Das indisch-andalusische Feuerfangen

■ Das Festival für „alte“ Musik, „pro musica antiqua“, hatte einen furiosen Auftakt: „Maharaja Flamenca“ servierte ein geradezu unbeschreibliches Experiment

Unvergessen ist ein Konzert der Gruppe „Musafir“ aus Rajasthan bei der „Pro Musica Antiqua“ 1999: In unschlagbar virtuoser und unterhaltsamer Art rauschte ein orientalisches Fest mit Musikern, Tänzerinnen und Artisten in uns hinein und an uns vorbei. Verbanden sich schon in dieser explosiven Gruppe arabische und indische Einflüsse mit den Traditionen der Nomaden, so erlebten die BesucherInnen jetzt im ausverkauften Schlachthof ein „Experiment“, das sich kaum beschreiben lässt. Musafir, deren MusikerInnen sich inzwischen „Maharaja Flamenca“ nennen, hatten Feuer gefangen an der Begegnung mit der andalusischen Musik, die ihrerseits in ihren Ursprüngen eine einzigartige Mischkultur der Christen, Juden und Moslems ist, die erst 1492 abrupt beendet wurde. Nach verschiedenen internen Treffen gab es jetzt das erste öffentliche „Konzert“ in Bremen: zur Eröffnung der diesjährigen „Pro Musica Antiqua“.

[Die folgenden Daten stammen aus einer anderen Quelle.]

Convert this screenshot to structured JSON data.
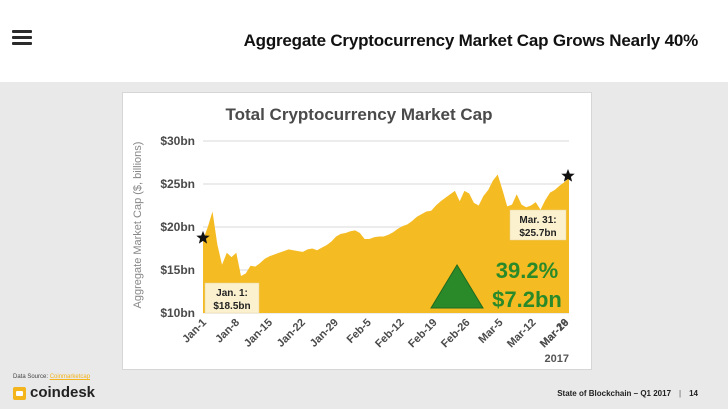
{
  "header": {
    "title": "Aggregate Cryptocurrency Market Cap Grows Nearly 40%"
  },
  "chart_data": {
    "type": "area",
    "title": "Total Cryptocurrency Market Cap",
    "ylabel": "Aggregate Market Cap ($, billions)",
    "xlabel": "",
    "year_label": "2017",
    "ylim": [
      10,
      30
    ],
    "yticks": [
      {
        "value": 10,
        "label": "$10bn"
      },
      {
        "value": 15,
        "label": "$15bn"
      },
      {
        "value": 20,
        "label": "$20bn"
      },
      {
        "value": 25,
        "label": "$25bn"
      },
      {
        "value": 30,
        "label": "$30bn"
      }
    ],
    "xticks": [
      "Jan-1",
      "Jan-8",
      "Jan-15",
      "Jan-22",
      "Jan-29",
      "Feb-5",
      "Feb-12",
      "Feb-19",
      "Feb-26",
      "Mar-5",
      "Mar-12",
      "Mar-19",
      "Mar-26"
    ],
    "grid": true,
    "color": "#f5bb22",
    "series": [
      {
        "values": [
          18.5,
          20.0,
          21.8,
          18.0,
          15.6,
          17.0,
          16.5,
          17.0,
          14.3,
          14.6,
          15.5,
          15.4,
          15.8,
          16.3,
          16.6,
          16.8,
          17.0,
          17.2,
          17.4,
          17.3,
          17.2,
          17.1,
          17.4,
          17.5,
          17.3,
          17.6,
          17.9,
          18.3,
          18.9,
          19.2,
          19.3,
          19.5,
          19.6,
          19.3,
          18.6,
          18.6,
          18.8,
          18.9,
          18.9,
          19.1,
          19.4,
          19.8,
          20.1,
          20.3,
          20.7,
          21.2,
          21.5,
          21.8,
          21.9,
          22.5,
          23.0,
          23.4,
          23.8,
          24.2,
          23.0,
          24.2,
          23.9,
          22.8,
          22.5,
          23.6,
          24.3,
          25.4,
          26.1,
          24.3,
          22.4,
          22.6,
          23.8,
          22.6,
          22.3,
          22.5,
          22.9,
          22.0,
          23.1,
          24.0,
          24.3,
          24.8,
          25.2,
          25.7
        ]
      }
    ],
    "annotations": {
      "start": {
        "date": "Jan. 1:",
        "value": "$18.5bn"
      },
      "end": {
        "date": "Mar. 31:",
        "value": "$25.7bn"
      },
      "growth_pct": "39.2%",
      "growth_abs": "$7.2bn",
      "growth_color": "#2a8a2a"
    }
  },
  "footer": {
    "source_label": "Data Source:",
    "source_link": "Coinmarketcap",
    "logo": "coindesk",
    "report": "State of Blockchain – Q1 2017",
    "page": "14"
  }
}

Ungewöhnliches Bild: In der ersten Reihe sitzen die fünf SpanierInnen auf Stühlen, in der zweiten knien auf einem Podest die sieben InderInnen. Dass ein solches Treffen musikalisch so aufgeht wie an diesem Abend, liegt natürlich an der ungemeinen Sensibilität aller MusikerInnen, an ihrer Aufmerksamkeit und Neugier den anderen gegenüber, an ihrem strikt musikalischen Interesse. Da fängt der indische Sänger seine Arme nach der Art der Flamencotänzerin zu bewegen an, da dreht sich die andalusische Sängerin demonstrativ um, um ihre Melodie an den anderen Kontinent weiterzugeben, da setzt immer „die Gegenseite“ einfühlsame Kontrapunkte, und das ganze endet in einer fulminanten gemeinsamen Stretta.

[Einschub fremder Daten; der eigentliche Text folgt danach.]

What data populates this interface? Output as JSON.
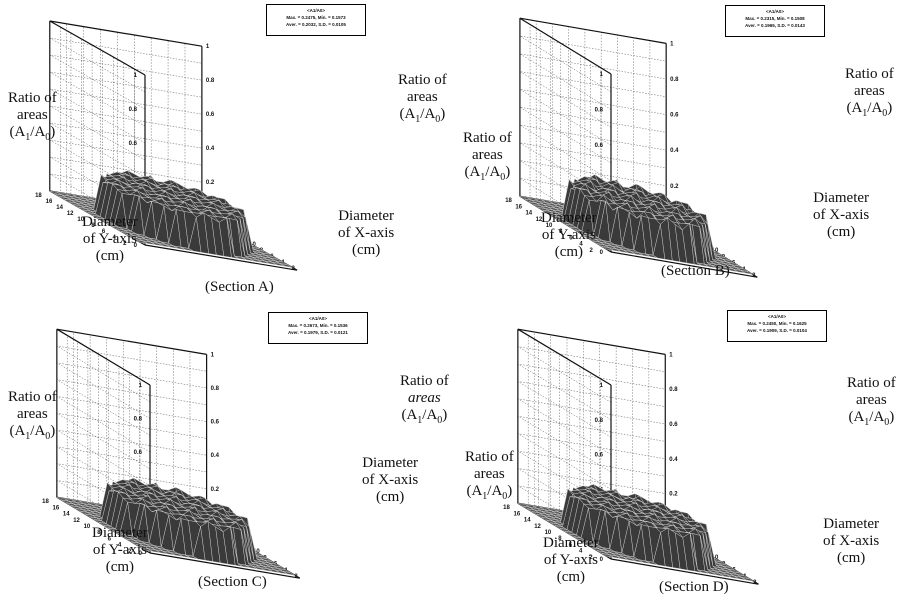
{
  "chart_data": [
    {
      "type": "surface",
      "section_label": "(Section A)",
      "z_label": [
        "Ratio of",
        "areas",
        "(A",
        "1",
        "/A",
        "0",
        ")"
      ],
      "y_label": [
        "Diameter",
        "of Y-axis",
        "(cm)"
      ],
      "x_label": [
        "Diameter",
        "of X-axis",
        "(cm)"
      ],
      "z_ticks": [
        "0",
        "0.2",
        "0.4",
        "0.6",
        "0.8",
        "1"
      ],
      "xy_ticks": [
        "2",
        "4",
        "6",
        "8",
        "10",
        "12",
        "14",
        "16",
        "18"
      ],
      "stats": {
        "title": "<A1/A0>",
        "line1": "Max. = 0.2475, Min. = 0.1573",
        "line2": "Aver. = 0.2032, S.D. = 0.0105"
      },
      "max": 0.2475,
      "min": 0.1573,
      "aver": 0.2032,
      "sd": 0.0105,
      "zlim": [
        0,
        1
      ],
      "xlim": [
        0,
        18
      ],
      "ylim": [
        0,
        18
      ]
    },
    {
      "type": "surface",
      "section_label": "(Section B)",
      "z_label": [
        "Ratio of",
        "areas",
        "(A",
        "1",
        "/A",
        "0",
        ")"
      ],
      "y_label": [
        "Diameter",
        "of Y-axis",
        "(cm)"
      ],
      "x_label": [
        "Diameter",
        "of X-axis",
        "(cm)"
      ],
      "z_ticks": [
        "0",
        "0.2",
        "0.4",
        "0.6",
        "0.8",
        "1"
      ],
      "xy_ticks": [
        "2",
        "4",
        "6",
        "8",
        "10",
        "12",
        "14",
        "16",
        "18"
      ],
      "stats": {
        "title": "<A1/A0>",
        "line1": "Max. = 0.2315, Min. = 0.1508",
        "line2": "Aver. = 0.1965, S.D. = 0.0143"
      },
      "max": 0.2315,
      "min": 0.1508,
      "aver": 0.1965,
      "sd": 0.0143,
      "zlim": [
        0,
        1
      ],
      "xlim": [
        0,
        18
      ],
      "ylim": [
        0,
        18
      ]
    },
    {
      "type": "surface",
      "section_label": "(Section C)",
      "z_label": [
        "Ratio of",
        "areas",
        "(A",
        "1",
        "/A",
        "0",
        ")"
      ],
      "y_label": [
        "Diameter",
        "of Y-axis",
        "(cm)"
      ],
      "x_label": [
        "Diameter",
        "of X-axis",
        "(cm)"
      ],
      "z_ticks": [
        "0",
        "0.2",
        "0.4",
        "0.6",
        "0.8",
        "1"
      ],
      "xy_ticks": [
        "2",
        "4",
        "6",
        "8",
        "10",
        "12",
        "14",
        "16",
        "18"
      ],
      "stats": {
        "title": "<A1/A0>",
        "line1": "Max. = 0.2673, Min. = 0.1536",
        "line2": "Aver. = 0.1979, S.D. = 0.0121"
      },
      "max": 0.2673,
      "min": 0.1536,
      "aver": 0.1979,
      "sd": 0.0121,
      "zlim": [
        0,
        1
      ],
      "xlim": [
        0,
        18
      ],
      "ylim": [
        0,
        18
      ]
    },
    {
      "type": "surface",
      "section_label": "(Section D)",
      "z_label": [
        "Ratio of",
        "areas",
        "(A",
        "1",
        "/A",
        "0",
        ")"
      ],
      "y_label": [
        "Diameter",
        "of Y-axis",
        "(cm)"
      ],
      "x_label": [
        "Diameter",
        "of X-axis",
        "(cm)"
      ],
      "z_ticks": [
        "0",
        "0.2",
        "0.4",
        "0.6",
        "0.8",
        "1"
      ],
      "xy_ticks": [
        "2",
        "4",
        "6",
        "8",
        "10",
        "12",
        "14",
        "16",
        "18"
      ],
      "stats": {
        "title": "<A1/A0>",
        "line1": "Max. = 0.2450, Min. = 0.1625",
        "line2": "Aver. = 0.1909, S.D. = 0.0104"
      },
      "max": 0.245,
      "min": 0.1625,
      "aver": 0.1909,
      "sd": 0.0104,
      "zlim": [
        0,
        1
      ],
      "xlim": [
        0,
        18
      ],
      "ylim": [
        0,
        18
      ]
    }
  ]
}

Es war auch gut, dass nur die beiden großen Rahmenstücke gemeinsam musiziert wurden, dazwischen gab es wieder „authentisches“. Und wieder waren die wunderbaren Stimmen zu bewundern, so der Gesang von Antonio Jero mit seiner Kehlkopfakrobatik. Es gibt in diesen Ensembles keine besseren und keine schlechteren, so sei Jero nur stellvertretend genannt. Interessant war, noch einmal in so direktem Kontrast die ganz andere Art der Musikentwicklung zu beobachten: Lange spielen die Inder sich ein, warten ab, bis sie die richtige Stimmung haben – dies ist das eminent „jazzige“ der indischen Musik. Schnell und spontan sind die Andalusier hingegen präsent.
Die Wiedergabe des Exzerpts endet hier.